Personal information
- Full name: Andrew Jordan Corrado
- Date of birth: January 8, 1992 (age 34)
- Place of birth: Zionsville, Indiana, U.S.
- Height: 1.77 m (5 ft 10 in)
- Position: Midfielder

Youth career
- 2010: SMU Mustangs
- 2011–2013: Indiana Hoosiers

Senior career*
- Years: Team / Apps / (Gls)
- 2014: Indy Eleven / 14 / (0)

= A. J. Corrado =

American soccer player (born 1992)

Andrew Jordan "A. J." Corrado (born January 8, 1992) is an American former professional soccer player who played as a midfielder.

==Career==

===Early career===
In high school, Corrado was named the 2010 Indiana High School Gatorade Player of the Year as well as an ESPN Rise First Team All-American after notching 24 goals and 25 assists as his team won the IHSAA State Championship in his senior season.

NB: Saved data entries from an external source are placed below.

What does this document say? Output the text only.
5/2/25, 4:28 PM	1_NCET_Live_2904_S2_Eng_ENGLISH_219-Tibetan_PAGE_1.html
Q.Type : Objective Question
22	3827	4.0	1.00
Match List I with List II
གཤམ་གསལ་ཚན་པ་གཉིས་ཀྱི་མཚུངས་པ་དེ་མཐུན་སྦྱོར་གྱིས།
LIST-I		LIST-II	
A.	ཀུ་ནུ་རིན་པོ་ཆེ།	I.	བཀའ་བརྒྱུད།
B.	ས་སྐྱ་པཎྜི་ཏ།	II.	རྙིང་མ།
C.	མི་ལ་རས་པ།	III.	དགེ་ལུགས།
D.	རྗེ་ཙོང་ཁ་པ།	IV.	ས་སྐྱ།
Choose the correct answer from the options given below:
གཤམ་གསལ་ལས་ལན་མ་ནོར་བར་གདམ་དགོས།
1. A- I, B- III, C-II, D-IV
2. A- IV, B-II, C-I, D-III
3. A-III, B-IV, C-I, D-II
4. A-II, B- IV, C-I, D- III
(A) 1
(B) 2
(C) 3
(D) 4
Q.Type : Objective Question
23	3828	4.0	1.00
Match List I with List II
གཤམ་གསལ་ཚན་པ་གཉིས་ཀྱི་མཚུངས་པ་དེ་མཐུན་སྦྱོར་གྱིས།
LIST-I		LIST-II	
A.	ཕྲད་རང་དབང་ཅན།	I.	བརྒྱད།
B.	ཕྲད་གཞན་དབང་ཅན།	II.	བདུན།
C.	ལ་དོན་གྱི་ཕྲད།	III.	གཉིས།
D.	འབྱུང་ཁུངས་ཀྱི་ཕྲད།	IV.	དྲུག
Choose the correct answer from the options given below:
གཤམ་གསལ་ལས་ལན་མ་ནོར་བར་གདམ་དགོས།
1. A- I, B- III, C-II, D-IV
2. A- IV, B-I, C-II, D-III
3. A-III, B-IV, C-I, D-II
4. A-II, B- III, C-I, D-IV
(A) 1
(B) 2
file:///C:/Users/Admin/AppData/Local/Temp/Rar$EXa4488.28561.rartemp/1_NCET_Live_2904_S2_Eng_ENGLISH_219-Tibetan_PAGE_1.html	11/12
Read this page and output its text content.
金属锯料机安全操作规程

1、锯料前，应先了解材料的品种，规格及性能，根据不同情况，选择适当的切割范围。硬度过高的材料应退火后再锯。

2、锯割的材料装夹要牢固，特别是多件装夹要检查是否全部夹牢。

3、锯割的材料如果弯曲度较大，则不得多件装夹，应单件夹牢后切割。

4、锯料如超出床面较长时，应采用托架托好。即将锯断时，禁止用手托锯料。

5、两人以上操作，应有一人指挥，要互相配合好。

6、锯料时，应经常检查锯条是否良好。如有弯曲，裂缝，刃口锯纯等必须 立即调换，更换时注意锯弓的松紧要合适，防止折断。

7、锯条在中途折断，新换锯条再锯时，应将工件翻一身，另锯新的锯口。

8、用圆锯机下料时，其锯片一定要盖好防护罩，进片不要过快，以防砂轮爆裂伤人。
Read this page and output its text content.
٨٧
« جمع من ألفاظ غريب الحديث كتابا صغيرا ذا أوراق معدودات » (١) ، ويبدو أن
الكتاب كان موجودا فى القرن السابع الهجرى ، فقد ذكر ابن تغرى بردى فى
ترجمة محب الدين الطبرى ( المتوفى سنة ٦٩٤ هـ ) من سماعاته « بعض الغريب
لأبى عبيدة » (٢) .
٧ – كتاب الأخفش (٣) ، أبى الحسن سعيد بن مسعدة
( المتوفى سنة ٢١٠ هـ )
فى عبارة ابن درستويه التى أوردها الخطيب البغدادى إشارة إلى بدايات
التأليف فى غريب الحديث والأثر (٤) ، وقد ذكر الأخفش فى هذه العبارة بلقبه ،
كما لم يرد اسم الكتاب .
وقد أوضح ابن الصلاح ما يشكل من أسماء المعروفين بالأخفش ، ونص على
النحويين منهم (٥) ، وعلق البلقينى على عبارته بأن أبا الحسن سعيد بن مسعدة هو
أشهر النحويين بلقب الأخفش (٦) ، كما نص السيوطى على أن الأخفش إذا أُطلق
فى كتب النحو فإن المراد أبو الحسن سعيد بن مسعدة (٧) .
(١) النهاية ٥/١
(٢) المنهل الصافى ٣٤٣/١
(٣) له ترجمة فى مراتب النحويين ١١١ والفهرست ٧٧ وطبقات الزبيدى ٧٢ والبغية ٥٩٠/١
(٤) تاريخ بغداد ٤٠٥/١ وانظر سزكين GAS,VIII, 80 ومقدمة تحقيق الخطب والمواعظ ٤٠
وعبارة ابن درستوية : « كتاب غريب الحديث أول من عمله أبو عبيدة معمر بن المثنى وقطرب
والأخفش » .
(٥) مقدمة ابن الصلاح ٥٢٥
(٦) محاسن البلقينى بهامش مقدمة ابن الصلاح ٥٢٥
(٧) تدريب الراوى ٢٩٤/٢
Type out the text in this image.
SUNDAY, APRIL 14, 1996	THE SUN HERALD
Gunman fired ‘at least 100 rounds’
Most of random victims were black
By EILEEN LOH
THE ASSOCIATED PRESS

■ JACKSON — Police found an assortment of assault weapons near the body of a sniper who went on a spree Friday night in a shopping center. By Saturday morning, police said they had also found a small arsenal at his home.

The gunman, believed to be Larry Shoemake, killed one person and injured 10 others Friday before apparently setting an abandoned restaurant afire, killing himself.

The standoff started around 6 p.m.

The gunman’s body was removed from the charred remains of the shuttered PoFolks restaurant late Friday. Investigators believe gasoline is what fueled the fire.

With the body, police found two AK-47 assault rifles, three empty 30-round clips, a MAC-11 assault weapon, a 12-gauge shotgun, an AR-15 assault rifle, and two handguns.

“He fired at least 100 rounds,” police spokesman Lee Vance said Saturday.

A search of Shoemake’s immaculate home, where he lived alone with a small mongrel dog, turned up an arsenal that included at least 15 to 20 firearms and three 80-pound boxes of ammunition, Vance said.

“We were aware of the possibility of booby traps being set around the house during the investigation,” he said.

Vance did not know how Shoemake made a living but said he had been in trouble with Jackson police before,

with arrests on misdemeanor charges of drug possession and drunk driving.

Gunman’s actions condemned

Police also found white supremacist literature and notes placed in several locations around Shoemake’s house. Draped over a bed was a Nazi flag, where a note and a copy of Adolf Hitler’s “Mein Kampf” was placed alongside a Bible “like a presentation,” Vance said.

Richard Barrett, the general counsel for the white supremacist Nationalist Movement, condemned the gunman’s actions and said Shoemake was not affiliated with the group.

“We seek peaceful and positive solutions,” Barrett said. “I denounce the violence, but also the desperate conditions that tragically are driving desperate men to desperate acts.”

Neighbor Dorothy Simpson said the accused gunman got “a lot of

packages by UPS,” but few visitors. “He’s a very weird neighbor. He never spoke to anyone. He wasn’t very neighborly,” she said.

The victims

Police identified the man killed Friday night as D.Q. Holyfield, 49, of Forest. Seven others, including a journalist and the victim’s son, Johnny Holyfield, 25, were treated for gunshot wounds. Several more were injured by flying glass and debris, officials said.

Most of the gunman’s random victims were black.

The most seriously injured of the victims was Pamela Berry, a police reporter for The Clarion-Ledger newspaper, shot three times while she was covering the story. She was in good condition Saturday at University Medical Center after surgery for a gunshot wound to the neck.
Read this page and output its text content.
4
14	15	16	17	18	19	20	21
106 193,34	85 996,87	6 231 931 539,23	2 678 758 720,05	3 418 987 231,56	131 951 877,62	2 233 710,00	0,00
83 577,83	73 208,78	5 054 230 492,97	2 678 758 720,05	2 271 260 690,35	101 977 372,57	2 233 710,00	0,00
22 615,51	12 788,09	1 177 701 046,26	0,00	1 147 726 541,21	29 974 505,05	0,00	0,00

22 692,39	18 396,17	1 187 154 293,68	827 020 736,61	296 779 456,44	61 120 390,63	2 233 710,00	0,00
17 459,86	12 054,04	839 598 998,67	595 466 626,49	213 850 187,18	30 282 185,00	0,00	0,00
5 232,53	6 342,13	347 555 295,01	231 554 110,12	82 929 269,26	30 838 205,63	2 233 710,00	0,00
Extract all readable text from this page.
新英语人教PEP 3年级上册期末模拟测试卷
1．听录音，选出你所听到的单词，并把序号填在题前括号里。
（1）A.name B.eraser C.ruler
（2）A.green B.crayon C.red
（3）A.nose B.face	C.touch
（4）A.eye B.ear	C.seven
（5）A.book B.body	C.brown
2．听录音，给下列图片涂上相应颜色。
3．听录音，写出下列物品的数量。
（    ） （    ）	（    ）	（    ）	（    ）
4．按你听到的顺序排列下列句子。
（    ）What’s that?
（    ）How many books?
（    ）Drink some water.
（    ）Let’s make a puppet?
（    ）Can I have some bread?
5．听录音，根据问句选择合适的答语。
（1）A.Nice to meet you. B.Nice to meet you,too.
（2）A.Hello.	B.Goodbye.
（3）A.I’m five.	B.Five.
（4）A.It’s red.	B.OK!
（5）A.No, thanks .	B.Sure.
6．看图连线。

Corrado started his college soccer in 2010 at Southern Methodist University before transferring to Indiana University in 2011. While at Indiana University, he helped lead the Hoosiers to the 2012 NCAA National Championship with a team-leading 12 assists. That same year Corrado was chosen as a First Team All-Big Ten selection. His Senior year he was named a Capital One Academic All-American and a Senior CLASS Award finalist.

===Professional===
On January 16, 2014, it was announced that Corrado had been drafted by San Jose Earthquakes of Major League Soccer in the third-round (47th overall) of the 2014 MLS SuperDraft. However, Corrado didn't earn a contract with San Jose.

On April 8, 2014, Corrado signed with NASL club Indy Eleven.